Júri absolve por clemência acusado de atirar na testa da ex-mulher
Por Eduardo Velozo Fuccia
Pacificada no Superior Tribunal de Justiça (STJ), a tese de clemência foi acolhida pelo conselho de sentença em uma sessão do Tribunal do Júri de São Roque (SP) para absolver um jovem acusado de atirar na testa da ex-mulher com um revólver calibre 22. A vítima sobreviveu ao atentado, mas com sequelas. Logo após o crime, o réu disparou contra a própria cabeça e, apesar da gravidade do ferimento, também não morreu.
O juiz Flávio Roberto de Carvalho presidiu o júri no último dia 22 de junho. Sem fazer o uso facultativo da réplica, o promotor Renato Augusto Valadão pediu aos jurados a condenação do réu por tentativa de homicídio qualificado pelo motivo fútil, por ele não aceitar a separação com a ex-mulher, e pelo emprego de recurso que impossibilitou a defesa da vítima, surpreendida pela atitude inesperada do ex-companheiro.

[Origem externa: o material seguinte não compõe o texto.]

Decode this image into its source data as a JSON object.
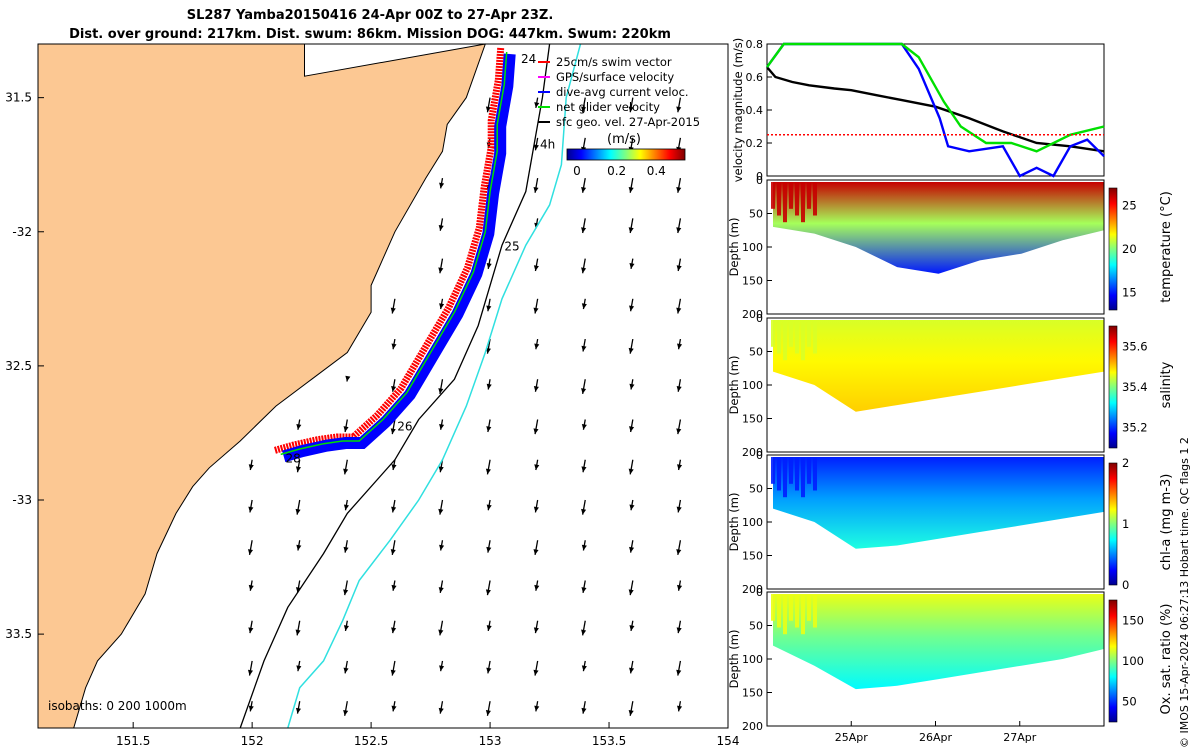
{
  "header": {
    "title_line1": "SL287 Yamba20150416 24-Apr 00Z to 27-Apr 23Z.",
    "title_line2": "Dist. over ground: 217km. Dist. swum: 86km. Mission DOG: 447km. Swum: 220km"
  },
  "credit": "© IMOS 15-Apr-2024 06:27:13 Hobart time. QC flags 1  2",
  "colors": {
    "land": "#fcc893",
    "swim_vector": "#ff0000",
    "gps_velocity": "#ff00ff",
    "dive_avg": "#0000ff",
    "net_velocity": "#00e000",
    "sfc_geo": "#000000",
    "isobath_200": "#000000",
    "isobath_1000": "#30e0e0"
  },
  "chart_data": [
    {
      "type": "map",
      "xlim": [
        151.1,
        154.0
      ],
      "ylim": [
        -33.85,
        -31.3
      ],
      "xticks": [
        151.5,
        152,
        152.5,
        153,
        153.5,
        154
      ],
      "xtick_labels": [
        "151.5",
        "152",
        "152.5",
        "153",
        "153.5",
        "154"
      ],
      "yticks": [
        -31.5,
        -32,
        -32.5,
        -33,
        -33.5
      ],
      "ytick_labels": [
        "31.5",
        "-32",
        "32.5",
        "-33",
        "33.5"
      ],
      "legend": {
        "position": "top-right",
        "entries": [
          {
            "label": "25cm/s swim vector",
            "color": "#ff0000"
          },
          {
            "label": "GPS/surface velocity",
            "color": "#ff00ff"
          },
          {
            "label": "dive-avg current veloc.",
            "color": "#0000ff"
          },
          {
            "label": "net glider velocity",
            "color": "#00e000"
          },
          {
            "label": "sfc geo. vel. 27-Apr-2015",
            "color": "#000000"
          }
        ]
      },
      "colorbar": {
        "title": "(m/s)",
        "ticks": [
          "0",
          "0.2",
          "0.4"
        ],
        "range": [
          0,
          0.5
        ]
      },
      "isobath_label": "isobaths: 0   200  1000m",
      "day_labels": [
        {
          "text": "24",
          "lon": 153.13,
          "lat": -31.37
        },
        {
          "text": "4h",
          "lon": 153.21,
          "lat": -31.69
        },
        {
          "text": "25",
          "lon": 153.06,
          "lat": -32.07
        },
        {
          "text": "26",
          "lon": 152.61,
          "lat": -32.74
        },
        {
          "text": "28",
          "lon": 152.14,
          "lat": -32.86
        }
      ],
      "coastline": [
        [
          152.05,
          -31.3
        ],
        [
          152.22,
          -31.3
        ],
        [
          152.22,
          -31.42
        ],
        [
          152.98,
          -31.3
        ],
        [
          152.9,
          -31.5
        ],
        [
          152.82,
          -31.6
        ],
        [
          152.8,
          -31.7
        ],
        [
          152.73,
          -31.8
        ],
        [
          152.6,
          -32.0
        ],
        [
          152.55,
          -32.1
        ],
        [
          152.5,
          -32.2
        ],
        [
          152.5,
          -32.3
        ],
        [
          152.4,
          -32.45
        ],
        [
          152.25,
          -32.55
        ],
        [
          152.1,
          -32.65
        ],
        [
          151.95,
          -32.78
        ],
        [
          151.82,
          -32.88
        ],
        [
          151.75,
          -32.95
        ],
        [
          151.68,
          -33.05
        ],
        [
          151.6,
          -33.2
        ],
        [
          151.55,
          -33.35
        ],
        [
          151.45,
          -33.5
        ],
        [
          151.35,
          -33.6
        ],
        [
          151.3,
          -33.7
        ],
        [
          151.25,
          -33.85
        ],
        [
          151.1,
          -33.85
        ],
        [
          151.1,
          -31.3
        ]
      ],
      "isobath_200": [
        [
          153.25,
          -31.3
        ],
        [
          153.22,
          -31.5
        ],
        [
          153.15,
          -31.85
        ],
        [
          153.05,
          -32.05
        ],
        [
          152.95,
          -32.35
        ],
        [
          152.85,
          -32.55
        ],
        [
          152.7,
          -32.7
        ],
        [
          152.6,
          -32.85
        ],
        [
          152.4,
          -33.05
        ],
        [
          152.3,
          -33.2
        ],
        [
          152.15,
          -33.4
        ],
        [
          152.05,
          -33.6
        ],
        [
          151.95,
          -33.85
        ]
      ],
      "isobath_1000": [
        [
          153.38,
          -31.3
        ],
        [
          153.32,
          -31.5
        ],
        [
          153.3,
          -31.75
        ],
        [
          153.25,
          -31.9
        ],
        [
          153.15,
          -32.05
        ],
        [
          153.05,
          -32.25
        ],
        [
          152.98,
          -32.45
        ],
        [
          152.9,
          -32.65
        ],
        [
          152.8,
          -32.85
        ],
        [
          152.7,
          -33.0
        ],
        [
          152.58,
          -33.15
        ],
        [
          152.45,
          -33.3
        ],
        [
          152.38,
          -33.45
        ],
        [
          152.3,
          -33.6
        ],
        [
          152.2,
          -33.7
        ],
        [
          152.15,
          -33.85
        ]
      ],
      "glider_track": [
        [
          153.07,
          -31.33
        ],
        [
          153.06,
          -31.45
        ],
        [
          153.03,
          -31.6
        ],
        [
          153.03,
          -31.7
        ],
        [
          153.0,
          -31.85
        ],
        [
          152.98,
          -32.0
        ],
        [
          152.93,
          -32.15
        ],
        [
          152.85,
          -32.3
        ],
        [
          152.75,
          -32.45
        ],
        [
          152.65,
          -32.6
        ],
        [
          152.55,
          -32.7
        ],
        [
          152.45,
          -32.78
        ],
        [
          152.38,
          -32.78
        ],
        [
          152.3,
          -32.79
        ],
        [
          152.2,
          -32.81
        ],
        [
          152.12,
          -32.83
        ]
      ],
      "sfc_geo_vectors": {
        "lon": [
          152.0,
          152.2,
          152.4,
          152.6,
          152.8,
          153.0,
          153.2,
          153.4,
          153.6,
          153.8
        ],
        "lat": [
          -31.5,
          -31.65,
          -31.8,
          -31.95,
          -32.1,
          -32.25,
          -32.4,
          -32.55,
          -32.7,
          -32.85,
          -33.0,
          -33.15,
          -33.3,
          -33.45,
          -33.6,
          -33.75
        ],
        "u_m_s": -0.05,
        "v_m_s": -0.55
      }
    },
    {
      "type": "line",
      "ylabel": "velocity magnitude (m/s)",
      "ylim": [
        0,
        0.8
      ],
      "yticks": [
        "0",
        "0.2",
        "0.4",
        "0.6",
        "0.8"
      ],
      "xlim_days": [
        24.0,
        28.0
      ],
      "series": [
        {
          "color": "#000000",
          "x": [
            24.0,
            24.1,
            24.3,
            24.5,
            24.8,
            25.0,
            25.3,
            25.6,
            26.0,
            26.4,
            26.8,
            27.2,
            27.6,
            28.0
          ],
          "y": [
            0.66,
            0.6,
            0.57,
            0.55,
            0.53,
            0.52,
            0.49,
            0.46,
            0.42,
            0.35,
            0.27,
            0.2,
            0.18,
            0.15
          ]
        },
        {
          "color": "#0000ff",
          "x": [
            24.0,
            24.2,
            24.3,
            25.6,
            25.8,
            26.05,
            26.15,
            26.4,
            26.8,
            27.0,
            27.2,
            27.4,
            27.6,
            27.8,
            28.0
          ],
          "y": [
            0.66,
            0.8,
            0.8,
            0.8,
            0.65,
            0.35,
            0.18,
            0.15,
            0.18,
            0.0,
            0.05,
            0.0,
            0.18,
            0.22,
            0.12
          ]
        },
        {
          "color": "#00e000",
          "x": [
            24.0,
            24.2,
            24.3,
            25.6,
            25.8,
            26.1,
            26.3,
            26.6,
            26.9,
            27.2,
            27.6,
            28.0
          ],
          "y": [
            0.66,
            0.8,
            0.8,
            0.8,
            0.72,
            0.45,
            0.3,
            0.2,
            0.2,
            0.15,
            0.25,
            0.3
          ]
        },
        {
          "color": "#ff0000",
          "x": [
            24.0,
            28.0
          ],
          "y": [
            0.25,
            0.25
          ]
        }
      ]
    },
    {
      "type": "heatmap",
      "variable": "temperature",
      "colorbar_label": "temperature (°C)",
      "colorbar_range": [
        13,
        27
      ],
      "colorbar_ticks": [
        "15",
        "20",
        "25"
      ],
      "ylabel": "Depth (m)",
      "yticks": [
        "0",
        "50",
        "100",
        "150",
        "200"
      ],
      "profile_bottom_depth_m": [
        70,
        80,
        100,
        130,
        140,
        120,
        110,
        90,
        75
      ],
      "surface_value": 26,
      "deep_value": 15
    },
    {
      "type": "heatmap",
      "variable": "salinity",
      "colorbar_label": "salinity",
      "colorbar_range": [
        35.1,
        35.7
      ],
      "colorbar_ticks": [
        "35.2",
        "35.4",
        "35.6"
      ],
      "ylabel": "Depth (m)",
      "yticks": [
        "0",
        "50",
        "100",
        "150",
        "200"
      ],
      "profile_bottom_depth_m": [
        80,
        100,
        140,
        130,
        120,
        110,
        100,
        90,
        80
      ],
      "surface_value": 35.45,
      "deep_value": 35.5
    },
    {
      "type": "heatmap",
      "variable": "chl-a",
      "colorbar_label": "chl-a (mg m-3)",
      "colorbar_range": [
        0,
        2
      ],
      "colorbar_ticks": [
        "0",
        "1",
        "2"
      ],
      "ylabel": "Depth (m)",
      "yticks": [
        "0",
        "50",
        "100",
        "150",
        "200"
      ],
      "profile_bottom_depth_m": [
        80,
        100,
        140,
        135,
        125,
        115,
        105,
        95,
        85
      ],
      "surface_value": 0.3,
      "deep_value": 0.8
    },
    {
      "type": "heatmap",
      "variable": "oxygen",
      "colorbar_label": "Ox. sat. ratio (%)",
      "colorbar_range": [
        25,
        175
      ],
      "colorbar_ticks": [
        "50",
        "100",
        "150"
      ],
      "ylabel": "Depth (m)",
      "yticks": [
        "0",
        "50",
        "100",
        "150",
        "200"
      ],
      "xticks_days": [
        25,
        26,
        27
      ],
      "xtick_labels": [
        "25Apr",
        "26Apr",
        "27Apr"
      ],
      "profile_bottom_depth_m": [
        80,
        110,
        145,
        140,
        130,
        120,
        110,
        100,
        85
      ],
      "surface_value": 115,
      "deep_value": 80
    }
  ]
}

Na sala especial, durante a votação dos quesitos, os sete julgadores leigos sorteados reconheceram a materialidade e a autoria do crime, na modalidade tentada. No entanto, na pergunta na qual lhes foi indagado se o acusado deveria ser absolvido, conforme dispõe o artigo 483, inciso III, do Código de Processo Penal (CPP), a resposta do conselho de sentença foi “sim”, por 4 votos a 0 (ao se atingir maioria, a contagem é cessada).
Os advogados Glauber Bez, Mauro Atui Neto e Mário Badures requereram a desclassificação para o delito de lesão corporal, mas apresentaram aos jurados as teses secundárias de clemência e de semi-imputabilidade do réu. Com a marcha motora e a fala comprometidas, o acusado foi conduzido amparado ao plenário. Em razão do tiro que levou, a mulher ficou hemiplégica e está com o lado direito do corpo paralisado.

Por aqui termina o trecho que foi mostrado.